Yes, I'm an Emergency Medical Technician - Basic (EMT-B, or EMT for short), which is kind of like an entry-level Paramedic (technically termed EMT-P, everyone says Paramedic). What Paramedics can do that I can't are mainly administer a bunch of different drugs through an IV (I can only give a few drugs, and only orally or by direct injection), and manually defibrillate someone with severe heart problems with (I can only use an automated difibrilator, which is computerized and decides on its own if and when to shock, and can only deal with certain types of heart problems). Also, Paramedics can intubate (put a tube down your throat to help you breath), and I can't, although I can stick a tube into your mouth or up your nose to keep your airway open. I can stop your bleeding, be it a paper cut or arterial squirting; I can splint a broken finger or a broken thigh with the bone sticking out through the skin; I can deal with amputations, avulsions (near-amputation, part hanging on pretty much by skin or some tendons), poisoning, cessation of breathing or heartbeat, evisceration (your guts are hanging out your opened belly), eyes popped out of your head, gunshot and stab wounds, motorcycle accidents, fetuses that want to become newborn babies...some of that requires a full Paramedic, some doesn't, but anything that requires a Paramedic I can at least keep stable until they arrive if I get there first.
As an EMT, I work for a private ambulance company, and I volunteer at a local volunteer fire station. These are completely separate. Private ambulance companies mainly handle patient transport between medical facilities (hospital to hospital, or hospital to nursing home or the other way 'round). These patients have some kind of medical condition that prevents them from going by their own car or someone else driving them in a regular car. Private ambulance patients may also be people who are semi-permanently (or permanently) residing in a nursing home and they need to go to a doctor's office (eye, dentist, whatever) for a regular checkup, to a dialysis center for dialysis, or some other specialty care center. The vast majority of patients transported by private ambulances are what we call routine or mundane; there is very little excitement here, very little actual EMT skill use other than taking vital signs. On the other hand, fire departments (career/paid, or volunteer) handle the 9-1-1 calls for an ambulance, and they see it all. These are the guys responding to traffic accidents, shootings, women unexpectedly in labor, whatever. I am a member of a volunteer fire department as an EMT (just because it's called a fire department, it doesn't mean that every member is a fire fighter; some, like me, can be EMT only) as well as working for a commercial private ambulance company. I do not drive the ambulance for the volunteer fire department, because I do not have an Emergency Vehicle Operator certification, but I do drive an ambulance at my paying job, because commercial ambulance company drivers are not required by law to have that certification, although they are trained by the company they work for.

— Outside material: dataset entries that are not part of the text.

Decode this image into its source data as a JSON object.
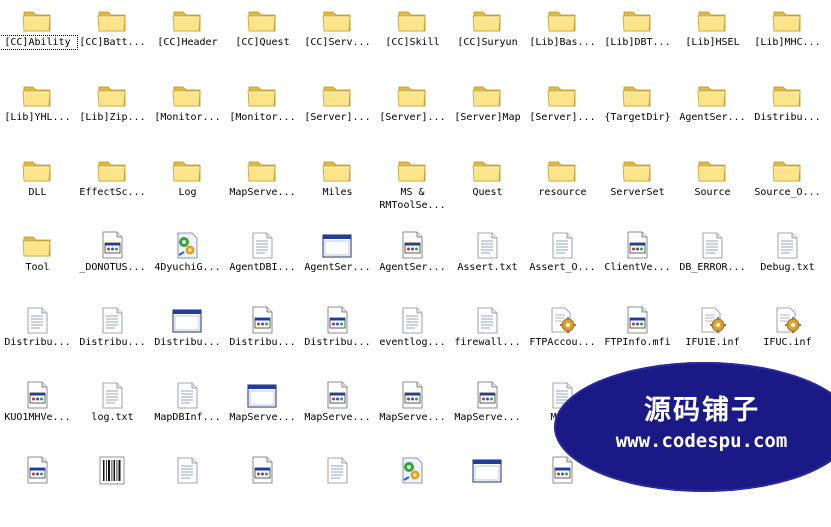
{
  "files": [
    {
      "name": "[CC]Ability",
      "icon": "folder-icon",
      "selected": true
    },
    {
      "name": "[CC]Batt...",
      "icon": "folder-icon"
    },
    {
      "name": "[CC]Header",
      "icon": "folder-icon"
    },
    {
      "name": "[CC]Quest",
      "icon": "folder-icon"
    },
    {
      "name": "[CC]Serv...",
      "icon": "folder-icon"
    },
    {
      "name": "[CC]Skill",
      "icon": "folder-icon"
    },
    {
      "name": "[CC]Suryun",
      "icon": "folder-icon"
    },
    {
      "name": "[Lib]Bas...",
      "icon": "folder-icon"
    },
    {
      "name": "[Lib]DBT...",
      "icon": "folder-icon"
    },
    {
      "name": "[Lib]HSEL",
      "icon": "folder-icon"
    },
    {
      "name": "[Lib]MHC...",
      "icon": "folder-icon"
    },
    {
      "name": "[Lib]YHL...",
      "icon": "folder-icon"
    },
    {
      "name": "[Lib]Zip...",
      "icon": "folder-icon"
    },
    {
      "name": "[Monitor...",
      "icon": "folder-icon"
    },
    {
      "name": "[Monitor...",
      "icon": "folder-icon"
    },
    {
      "name": "[Server]...",
      "icon": "folder-icon"
    },
    {
      "name": "[Server]...",
      "icon": "folder-icon"
    },
    {
      "name": "[Server]Map",
      "icon": "folder-icon"
    },
    {
      "name": "[Server]...",
      "icon": "folder-icon"
    },
    {
      "name": "{TargetDir}",
      "icon": "folder-icon"
    },
    {
      "name": "AgentSer...",
      "icon": "folder-icon"
    },
    {
      "name": "Distribu...",
      "icon": "folder-icon"
    },
    {
      "name": "DLL",
      "icon": "folder-icon"
    },
    {
      "name": "EffectSc...",
      "icon": "folder-icon"
    },
    {
      "name": "Log",
      "icon": "folder-icon"
    },
    {
      "name": "MapServe...",
      "icon": "folder-icon"
    },
    {
      "name": "Miles",
      "icon": "folder-icon"
    },
    {
      "name": "MS &\nRMToolSe...",
      "icon": "folder-icon"
    },
    {
      "name": "Quest",
      "icon": "folder-icon"
    },
    {
      "name": "resource",
      "icon": "folder-icon"
    },
    {
      "name": "ServerSet",
      "icon": "folder-icon"
    },
    {
      "name": "Source",
      "icon": "folder-icon"
    },
    {
      "name": "Source_O...",
      "icon": "folder-icon"
    },
    {
      "name": "Tool",
      "icon": "folder-icon"
    },
    {
      "name": "_DONOTUS...",
      "icon": "visual-studio-file-icon"
    },
    {
      "name": "4DyuchiG...",
      "icon": "workspace-file-icon"
    },
    {
      "name": "AgentDBI...",
      "icon": "text-file-icon"
    },
    {
      "name": "AgentSer...",
      "icon": "application-window-icon"
    },
    {
      "name": "AgentSer...",
      "icon": "visual-studio-file-icon"
    },
    {
      "name": "Assert.txt",
      "icon": "text-file-icon"
    },
    {
      "name": "Assert_O...",
      "icon": "text-file-icon"
    },
    {
      "name": "ClientVe...",
      "icon": "visual-studio-file-icon"
    },
    {
      "name": "DB_ERROR...",
      "icon": "text-file-icon"
    },
    {
      "name": "Debug.txt",
      "icon": "text-file-icon"
    },
    {
      "name": "Distribu...",
      "icon": "text-file-icon"
    },
    {
      "name": "Distribu...",
      "icon": "text-file-icon"
    },
    {
      "name": "Distribu...",
      "icon": "application-window-icon"
    },
    {
      "name": "Distribu...",
      "icon": "visual-studio-file-icon"
    },
    {
      "name": "Distribu...",
      "icon": "visual-studio-file-icon"
    },
    {
      "name": "eventlog...",
      "icon": "text-file-icon"
    },
    {
      "name": "firewall...",
      "icon": "text-file-icon"
    },
    {
      "name": "FTPAccou...",
      "icon": "config-file-icon"
    },
    {
      "name": "FTPInfo.mfi",
      "icon": "visual-studio-file-icon"
    },
    {
      "name": "IFU1E.inf",
      "icon": "config-file-icon"
    },
    {
      "name": "IFUC.inf",
      "icon": "config-file-icon"
    },
    {
      "name": "KUO1MHVe...",
      "icon": "visual-studio-file-icon"
    },
    {
      "name": "log.txt",
      "icon": "text-file-icon"
    },
    {
      "name": "MapDBInf...",
      "icon": "text-file-icon"
    },
    {
      "name": "MapServe...",
      "icon": "application-window-icon"
    },
    {
      "name": "MapServe...",
      "icon": "visual-studio-file-icon"
    },
    {
      "name": "MapServe...",
      "icon": "visual-studio-file-icon"
    },
    {
      "name": "MapServe...",
      "icon": "visual-studio-file-icon"
    },
    {
      "name": "MapS",
      "icon": "text-file-icon"
    },
    {
      "name": "",
      "icon": "none"
    },
    {
      "name": "",
      "icon": "none"
    },
    {
      "name": "",
      "icon": "none"
    },
    {
      "name": "",
      "icon": "visual-studio-file-icon"
    },
    {
      "name": "",
      "icon": "barcode-file-icon"
    },
    {
      "name": "",
      "icon": "text-file-icon"
    },
    {
      "name": "",
      "icon": "visual-studio-file-icon"
    },
    {
      "name": "",
      "icon": "text-file-icon"
    },
    {
      "name": "",
      "icon": "workspace-file-icon"
    },
    {
      "name": "",
      "icon": "application-window-icon"
    },
    {
      "name": "",
      "icon": "visual-studio-file-icon"
    }
  ],
  "watermark": {
    "title": "源码铺子",
    "url": "www.codespu.com"
  },
  "colors": {
    "folder": "#f8df7c",
    "folder_dark": "#d9b33c",
    "watermark_bg": "#1a1985",
    "window_title": "#1f3f9b"
  }
}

Not every EMT can drive an ambulance, and not every ambulance driver is an EMT. Two certification are required as a minimum to drive an ambulance in this state: First Responder (FR), and Emergency Vehicle Operator (EVOC, the C standing for Certified, which everyone says although it isn't actually part of the title). A First Responder is someone with about half the training of an EMT, and includes very basic life support and trauma care. An FR cannot ride in the back of an ambulance alone with a patient. FRs typically are not of much use in metropolitan areas where response to a 9-1-1 incident is typically a matter of a few minutes. FRs are of great use in more rural areas, where the nearest fire station may be more than twenty minutes away. FRs typically respond from their home in their own car, showing up at an incident well ahead of the ambulance, and they keep the patient alive until actual EMTs arrive. Because the driver of an ambulance obviously is not taking care of the patient in the back, it is considered the minimum certification to drive the ambulance; the reason why any certification at all is required is so that the driver can assist the EMT when they first arrive and get the patient ready to transport ("packaging the patient"). The EVOC is a 24-hour-long course (not all at once, of course), about half of that is class and the other half is driving on a closed course. Proficiency is demonstrated by driving around a laid-out course defined by orange traffic cones, in many spots barely wider than the vehicle; the circuit must be completed within a certain amount of time, and includes backing up, serpentine paths and lane changes, and multi-point turn-arounds.
For the record, when I said earlier that an ambulance should only transport a patient with lights and sirens if that patient is dying, that wasn't quite entirely accurate. The actual standard is that they must be in danger of losing life or limb.
Also, of course, most of what I said is correct for Maryland, USA, and may or may not be the same in other states or countries.